Examine the SQL queries used to create your materialized views and sources. Look for the common issues listed under “Potential causes” above. Specifically, look for signs of high join amplification: You can find this panel through Grafana dashboard (dev) > Streaming > Join Executor Matched Rows, which indicates the number of matched rows from the opposite side in the streaming join executors.

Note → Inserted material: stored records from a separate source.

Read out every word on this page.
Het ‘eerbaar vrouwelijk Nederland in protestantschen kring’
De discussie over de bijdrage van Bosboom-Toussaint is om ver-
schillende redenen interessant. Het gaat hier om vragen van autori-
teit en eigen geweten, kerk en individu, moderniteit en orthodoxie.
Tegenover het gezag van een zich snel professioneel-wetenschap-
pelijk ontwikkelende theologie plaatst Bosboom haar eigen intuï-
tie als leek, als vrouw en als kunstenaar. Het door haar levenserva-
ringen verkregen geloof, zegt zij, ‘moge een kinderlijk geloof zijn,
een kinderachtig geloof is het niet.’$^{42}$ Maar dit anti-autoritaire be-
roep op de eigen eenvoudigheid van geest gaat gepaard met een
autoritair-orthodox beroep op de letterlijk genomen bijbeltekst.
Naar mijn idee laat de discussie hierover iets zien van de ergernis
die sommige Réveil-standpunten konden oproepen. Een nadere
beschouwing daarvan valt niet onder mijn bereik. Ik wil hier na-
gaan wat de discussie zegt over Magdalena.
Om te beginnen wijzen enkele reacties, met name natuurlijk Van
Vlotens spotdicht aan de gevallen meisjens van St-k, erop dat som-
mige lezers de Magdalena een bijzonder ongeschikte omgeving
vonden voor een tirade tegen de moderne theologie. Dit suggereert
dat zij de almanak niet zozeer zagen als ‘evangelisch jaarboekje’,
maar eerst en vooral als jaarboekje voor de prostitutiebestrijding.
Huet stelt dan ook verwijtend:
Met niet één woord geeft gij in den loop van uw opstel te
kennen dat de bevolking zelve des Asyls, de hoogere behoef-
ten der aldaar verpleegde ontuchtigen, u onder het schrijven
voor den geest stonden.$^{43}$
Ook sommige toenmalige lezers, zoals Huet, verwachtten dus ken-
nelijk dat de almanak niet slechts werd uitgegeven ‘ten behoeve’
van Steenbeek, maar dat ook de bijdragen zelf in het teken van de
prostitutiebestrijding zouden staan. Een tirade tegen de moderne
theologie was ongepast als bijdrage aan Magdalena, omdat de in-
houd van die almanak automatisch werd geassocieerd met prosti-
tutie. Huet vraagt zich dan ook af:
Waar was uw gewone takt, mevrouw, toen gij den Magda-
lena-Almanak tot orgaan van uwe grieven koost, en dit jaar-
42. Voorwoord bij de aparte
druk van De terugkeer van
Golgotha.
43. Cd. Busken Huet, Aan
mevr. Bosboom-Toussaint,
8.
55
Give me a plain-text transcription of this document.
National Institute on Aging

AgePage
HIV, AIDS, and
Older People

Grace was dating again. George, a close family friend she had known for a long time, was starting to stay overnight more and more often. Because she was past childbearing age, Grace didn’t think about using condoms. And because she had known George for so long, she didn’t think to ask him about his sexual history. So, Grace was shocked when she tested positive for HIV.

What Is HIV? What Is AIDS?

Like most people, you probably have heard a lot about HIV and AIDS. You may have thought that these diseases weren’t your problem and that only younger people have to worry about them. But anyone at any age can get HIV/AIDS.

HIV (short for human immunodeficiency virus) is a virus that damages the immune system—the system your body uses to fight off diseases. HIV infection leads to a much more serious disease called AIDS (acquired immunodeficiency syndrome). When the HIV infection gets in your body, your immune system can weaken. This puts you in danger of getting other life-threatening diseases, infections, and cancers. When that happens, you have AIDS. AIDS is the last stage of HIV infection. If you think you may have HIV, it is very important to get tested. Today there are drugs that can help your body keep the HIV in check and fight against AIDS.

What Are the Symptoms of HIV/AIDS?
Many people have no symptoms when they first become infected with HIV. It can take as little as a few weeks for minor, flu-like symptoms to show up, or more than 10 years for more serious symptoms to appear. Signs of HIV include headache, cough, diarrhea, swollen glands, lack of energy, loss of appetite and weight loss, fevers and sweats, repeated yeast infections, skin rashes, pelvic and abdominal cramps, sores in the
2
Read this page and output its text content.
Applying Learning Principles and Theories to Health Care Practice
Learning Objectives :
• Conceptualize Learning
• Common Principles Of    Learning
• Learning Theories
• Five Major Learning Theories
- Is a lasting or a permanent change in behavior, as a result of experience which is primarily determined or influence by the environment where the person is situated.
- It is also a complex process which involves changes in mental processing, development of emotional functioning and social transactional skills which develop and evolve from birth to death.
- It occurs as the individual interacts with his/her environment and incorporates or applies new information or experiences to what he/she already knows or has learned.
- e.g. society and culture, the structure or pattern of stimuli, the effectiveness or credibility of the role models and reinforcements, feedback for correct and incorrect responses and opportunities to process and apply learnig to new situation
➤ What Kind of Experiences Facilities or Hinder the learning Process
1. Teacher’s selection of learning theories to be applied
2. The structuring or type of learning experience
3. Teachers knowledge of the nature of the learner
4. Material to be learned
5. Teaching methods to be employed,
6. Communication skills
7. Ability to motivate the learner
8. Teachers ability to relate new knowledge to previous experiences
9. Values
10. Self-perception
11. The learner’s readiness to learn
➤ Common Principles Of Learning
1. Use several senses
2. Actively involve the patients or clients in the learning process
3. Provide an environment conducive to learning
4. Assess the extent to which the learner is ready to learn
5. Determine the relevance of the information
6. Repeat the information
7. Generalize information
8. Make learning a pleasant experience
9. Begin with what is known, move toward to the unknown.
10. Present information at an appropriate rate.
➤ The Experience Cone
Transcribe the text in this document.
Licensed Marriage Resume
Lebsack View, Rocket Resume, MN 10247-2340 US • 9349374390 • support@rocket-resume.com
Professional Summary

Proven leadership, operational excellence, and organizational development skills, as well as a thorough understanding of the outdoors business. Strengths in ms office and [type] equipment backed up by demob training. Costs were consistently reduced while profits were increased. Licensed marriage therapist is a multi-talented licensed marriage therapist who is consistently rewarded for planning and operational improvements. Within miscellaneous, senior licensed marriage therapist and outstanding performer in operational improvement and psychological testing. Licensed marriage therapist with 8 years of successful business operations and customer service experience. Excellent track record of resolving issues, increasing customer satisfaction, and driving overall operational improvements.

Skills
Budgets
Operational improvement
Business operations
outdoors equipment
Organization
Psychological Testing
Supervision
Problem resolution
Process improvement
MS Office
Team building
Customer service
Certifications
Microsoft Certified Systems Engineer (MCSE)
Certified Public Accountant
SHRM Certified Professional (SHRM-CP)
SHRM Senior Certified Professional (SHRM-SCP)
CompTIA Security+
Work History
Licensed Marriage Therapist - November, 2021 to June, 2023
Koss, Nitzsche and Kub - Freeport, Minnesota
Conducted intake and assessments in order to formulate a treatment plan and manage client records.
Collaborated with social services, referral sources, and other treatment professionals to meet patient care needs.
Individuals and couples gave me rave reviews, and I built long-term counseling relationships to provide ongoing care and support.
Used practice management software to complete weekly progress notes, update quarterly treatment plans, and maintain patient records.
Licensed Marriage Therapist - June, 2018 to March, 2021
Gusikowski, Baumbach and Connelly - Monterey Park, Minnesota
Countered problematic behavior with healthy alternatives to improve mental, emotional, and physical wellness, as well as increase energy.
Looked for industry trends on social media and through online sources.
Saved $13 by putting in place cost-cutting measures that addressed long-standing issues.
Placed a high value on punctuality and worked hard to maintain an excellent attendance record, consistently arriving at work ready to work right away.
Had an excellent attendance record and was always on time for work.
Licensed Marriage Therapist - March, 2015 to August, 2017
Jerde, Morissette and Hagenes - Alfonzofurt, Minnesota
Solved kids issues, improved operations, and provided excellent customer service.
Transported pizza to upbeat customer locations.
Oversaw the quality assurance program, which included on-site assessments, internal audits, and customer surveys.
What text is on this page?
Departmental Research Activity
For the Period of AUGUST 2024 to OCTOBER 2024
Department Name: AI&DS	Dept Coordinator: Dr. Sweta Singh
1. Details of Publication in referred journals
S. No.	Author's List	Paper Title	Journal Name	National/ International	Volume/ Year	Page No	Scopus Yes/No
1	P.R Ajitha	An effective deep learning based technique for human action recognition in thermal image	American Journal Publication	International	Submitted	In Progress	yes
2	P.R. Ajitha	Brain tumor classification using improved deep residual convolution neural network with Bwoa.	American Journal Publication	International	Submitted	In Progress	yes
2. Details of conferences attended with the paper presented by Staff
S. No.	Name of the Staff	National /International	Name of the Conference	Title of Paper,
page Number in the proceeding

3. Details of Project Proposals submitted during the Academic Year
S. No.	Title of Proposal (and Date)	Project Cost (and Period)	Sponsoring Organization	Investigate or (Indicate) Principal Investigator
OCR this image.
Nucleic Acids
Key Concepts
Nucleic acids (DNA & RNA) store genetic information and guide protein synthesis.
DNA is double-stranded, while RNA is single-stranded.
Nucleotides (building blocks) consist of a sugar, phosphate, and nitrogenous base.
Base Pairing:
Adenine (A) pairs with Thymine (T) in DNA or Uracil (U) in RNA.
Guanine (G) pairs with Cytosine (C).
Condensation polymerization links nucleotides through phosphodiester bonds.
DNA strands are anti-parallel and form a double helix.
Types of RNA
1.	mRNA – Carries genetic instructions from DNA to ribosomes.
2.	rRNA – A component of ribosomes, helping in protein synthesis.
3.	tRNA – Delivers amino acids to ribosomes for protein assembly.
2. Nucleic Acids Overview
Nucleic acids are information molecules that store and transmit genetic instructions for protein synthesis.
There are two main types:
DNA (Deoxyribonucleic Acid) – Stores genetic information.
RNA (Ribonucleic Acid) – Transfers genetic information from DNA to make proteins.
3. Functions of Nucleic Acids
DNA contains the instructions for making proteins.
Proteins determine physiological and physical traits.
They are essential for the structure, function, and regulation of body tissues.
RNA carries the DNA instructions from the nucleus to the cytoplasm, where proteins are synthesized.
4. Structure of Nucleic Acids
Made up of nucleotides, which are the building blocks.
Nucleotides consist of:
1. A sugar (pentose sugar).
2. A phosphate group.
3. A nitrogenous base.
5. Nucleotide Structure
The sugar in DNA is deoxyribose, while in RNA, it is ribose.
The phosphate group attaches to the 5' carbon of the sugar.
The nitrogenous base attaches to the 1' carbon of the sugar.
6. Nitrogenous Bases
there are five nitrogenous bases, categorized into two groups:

At the same time, a log of high_join_amplification with the problematic join keys will be printed, such as

hash_join_amplification: large rows matched for join key matched_rows_len=200000 update_table_id=31 match_table_id=33 join_key=OwnedRow([Some(Int32(1)), Some(Utf8("abc"))]) actor_id=119 fragment_id=30

Solutions

General strategies

Optimize queries: The most effective way to improve performance is often to improve the efficiency of your SQL queries used to create materialized views and sources. See Best practices - Query optimization for general guidance.
Increase resources: If resource constraints are the issue, consider scaling up (adding more resources to existing nodes) or scaling out (adding more nodes). See Best practices - Resource allocation.
Address upstream bottlenecks: If the upstream source is slow, you’ll need to address the bottleneck in the upstream system itself.
Address network issues: Troubleshoot network connectivity.